< Jesaja 11 >

1 Dan zal een twijg aan de stronk van Jesse ontspruiten, Een scheut uit zijn wortel ontkiemen.
Un rameau sortira du tronc de Jessé, et de ses racines croîtra un rejeton.
2 De geest van Jahweh zal op Hem rusten: De geest van wijsheid en verstand, De geest van raad en sterkte, De geest van kennis en godsvrucht,
Sur lui reposera l'Esprit de Yahweh, esprit de sagesse et d'intelligence, esprit de conseil et de force, esprit de connaissance et de crainte de Yahweh;
3 En de vrees voor Jahweh Zal hem vervullen. Niet naar uiterlijke schijn zal Hij richten, Geen vonnis vellen op horen-zeggen alleen;
Il mettra ses délices dans la crainte de Yahweh. Il ne jugera point sur ce qui paraîtra à ses yeux, et il ne prononcera point sur ce qui frappera ses oreilles.
4 Den zwakke zal Hij recht verschaffen, Eerlijk uitspraak doen voor de armen in het land. Maar den tyran zal Hij striemen met de gesel van zijn mond, Den boosdoener doden met de adem van zijn lippen.
Il jugera les petits avec justice, et prononcera selon le droit pour les humbles de la terre. Il frappera la terre de la verge de sa bouche, et par le souffle de ses lèvres il fera mourir le méchant.
5 Gerechtigheid is de gordel om zijn heupen, Waarachtigheid de band om zijn lenden.
La justice ceindra ses flancs, et la fidélité sera la ceinture de ses reins.
6 Dan huist de wolf bij het lam, Vlijt de panter zich naast de geit; Samen grazen kalf en leeuw, Een kind kan ze weiden.
Le loup habitera avec l'agneau, la panthère reposera avec le chevreau; le veau, le lion et le bœuf gras vivront ensemble, et un jeune enfant les conduira.
7 Koe en berin wonen samen, haar jongen liggen bijeen, En de leeuw vreet hooi als het rund;
La vache et l'ourse iront au même pâturage, leurs petits auront un même gîte; et le lion mangera du fourrage comme le bœuf.
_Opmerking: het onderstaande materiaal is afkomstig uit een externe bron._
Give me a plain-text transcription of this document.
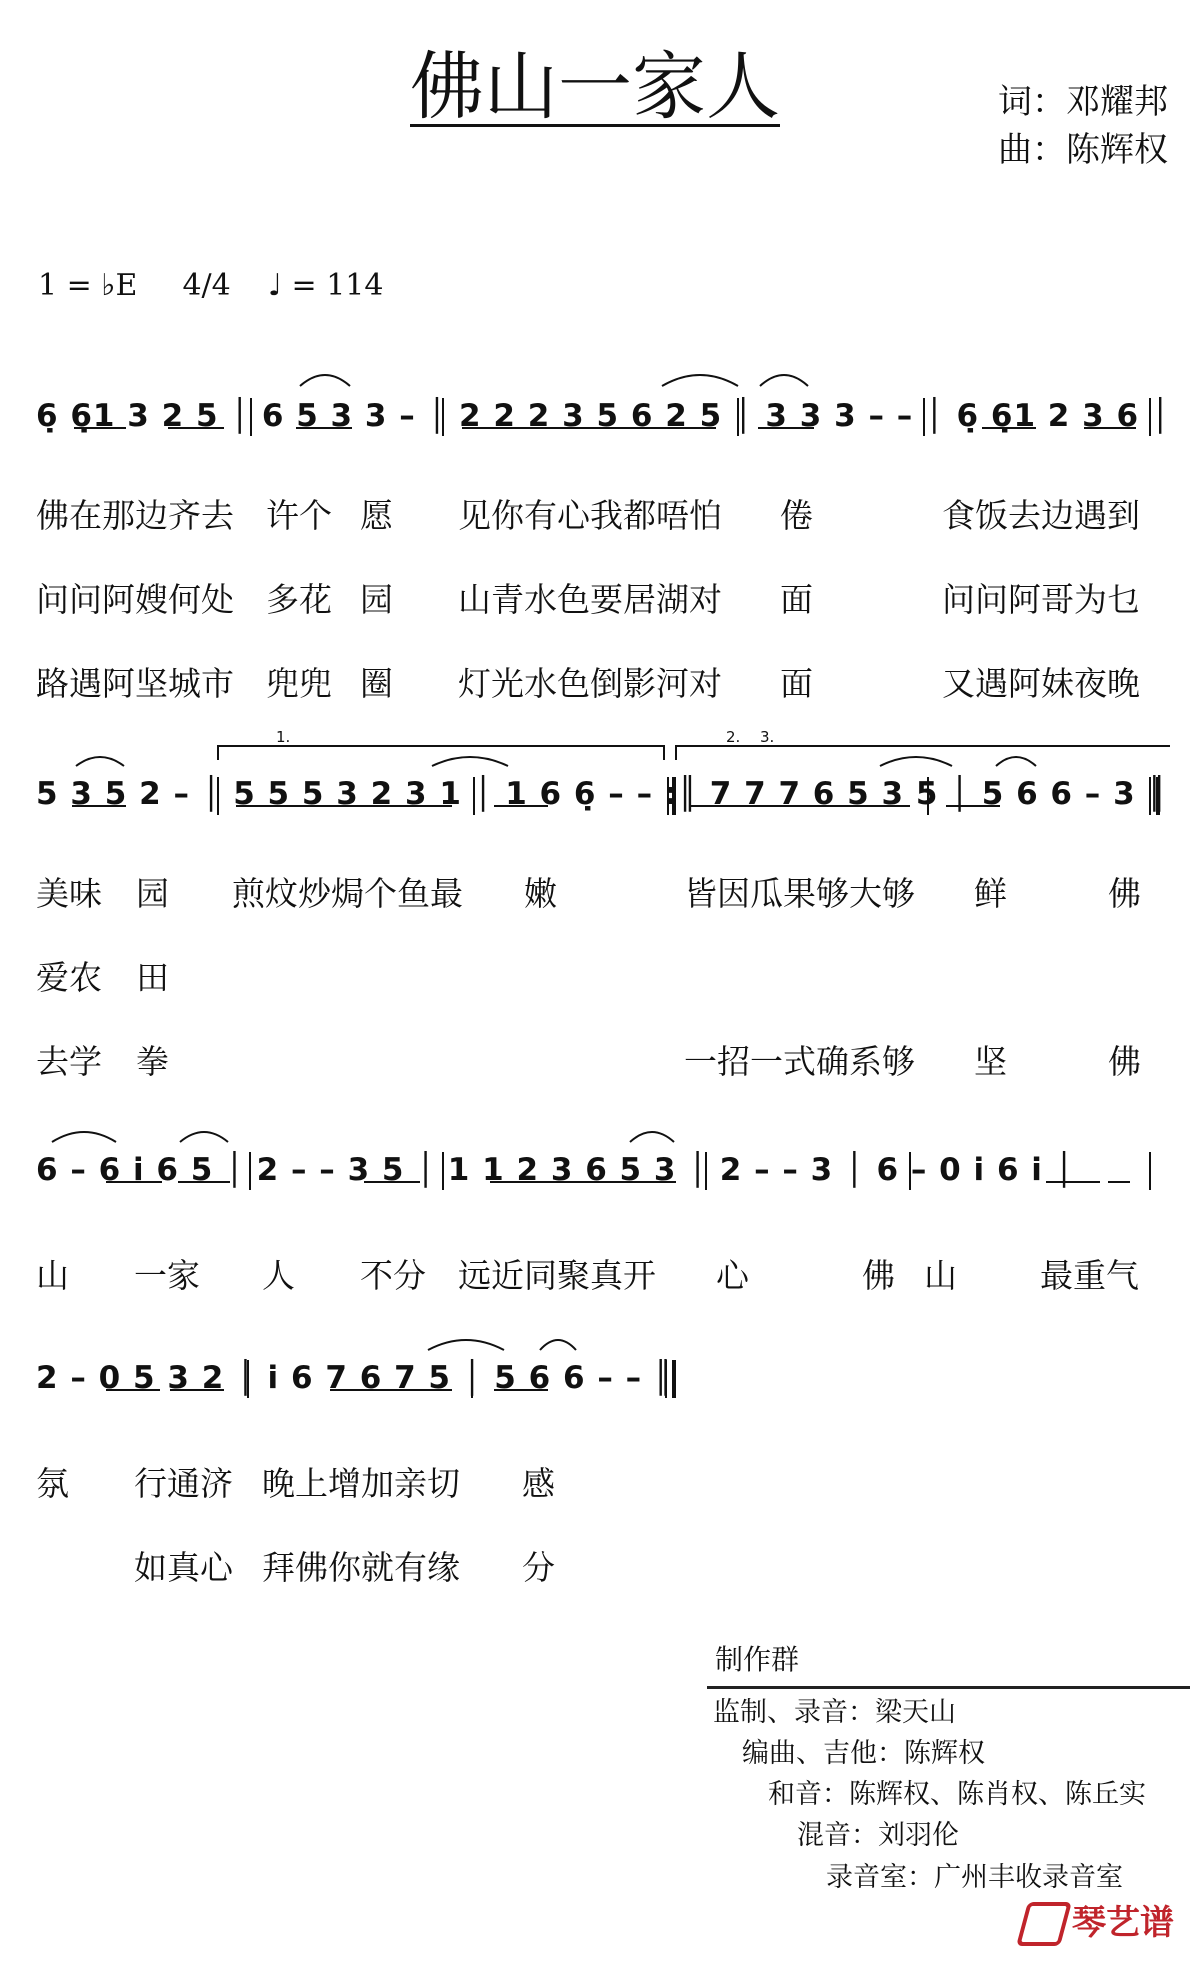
佛山一家人	词：邓耀邦
曲：陈辉权
1 = ♭E 4/4 ♩ = 114
1.	2. 3.
6̣ 6̣1 3 2 5 │ 6 5 3 3 – │ 2 2 2 3 5 6 2 5 │ 3 3 3 – – │ 6̣ 6̣1 2 3 6 │
佛在那边齐去 许个 愿 见你有心我都唔怕 倦	食饭去边遇到
问问阿嫂何处 多花 园 山青水色要居湖对 面	问问阿哥为乜
路遇阿坚城市 兜兜 圈 灯光水色倒影河对 面	又遇阿妹夜晚
5 3 5 2 – │ 5 5 5 3 2 3 1 │ 1 6 6̣ – – :║ 7 7 7 6 5 3 5 │ 5 6 6 – 3 ║
美味 园 煎炆炒焗个鱼最 嫩	皆因瓜果够大够 鲜	佛
爱农 田
去学 拳	一招一式确系够 坚	佛
6 – 6 i 6 5 │ 2 – – 3 5 │ 1 1 2 3 6 5 3 │ 2 – – 3 │ 6 – 0 i 6 i │
山 一家 人 不分 远近同聚真开 心	佛 山	最重气
2 – 0 5 3 2 │ i 6 7 6 7 5 │ 5 6 6 – – ║
氛 行通济 晚上增加亲切 感
如真心 拜佛你就有缘 分
制作群
监制、录音：梁天山
编曲、吉他：陈辉权
和音：陈辉权、陈肖权、陈丘实
混音：刘羽伦
录音室：广州丰收录音室
琴艺谱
8 De zuigeling speelt bij het hol van de adder, Het kind steekt zijn hand in het nest van de slang!
Le nourrisson s'ébattra sur le trou de la vipère, et dans le repaire du basilic l'enfant à peine sevré mettra sa main.
9 Dan doet niemand meer zonde of kwaad Op heel mijn heilige berg; Want het land is vervuld van de kennis van Jahweh, Zoals de bodem der zee is bedekt door het water.
On ne fera point de mal et on ne détruira plus sur toute ma montagne sainte; car le pays sera rempli de la connaissance de Yahweh, comme le fond des mers par les eaux qui le couvrent.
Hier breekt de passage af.